An Intelligent Less-Paper Office Solution:

The key is allowing users to manage their business process more effectively. So that they can enter data, right at the source, while scanning so that the process of scanning itself becomes an intelligent entry point for data. Intelligent Document Scanning solutions embedded in MFPs with advanced imaging and capture systems are smart enough to add the metadata on the fly while scanning the document. It is this capturing of critical document data that can totally streamline the entire document management process. Intelligent Document Scanning is now possible directly via the MFP, with software embedded into the device itself.
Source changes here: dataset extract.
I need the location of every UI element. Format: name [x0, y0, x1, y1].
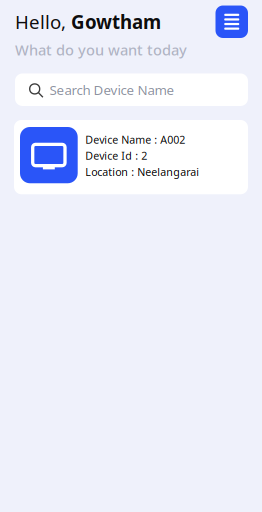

The software is smart enough to process the data, apply the appropriate tags and rules, sort and deliver it in appropriate secure collections into DM systems.

PDF/A Considerations:

The scanned file require to be PDF/A compliant. The advantages of archiving and storing documents and records in a PDF/A format are many. The primary reason being, PDF/A is an ISO 19005-1:2005 standard that is guaranteed to open independent of hardware and software over 100 years and more. Other image formats such as TIFF, JPG etc does not hold any such guarantee. Further, if PDF/A files are properly created, using Adobe's free Reader it possible to read information held inside the Document Information Dictionary (DiD) thus make the files legally compliant. Capture workflows are built around PDF/A scanning applications for Legal Hold purposes.

To sum up. A less paper office surely exists and to get there without PDF/A the paperless office dream will shatter!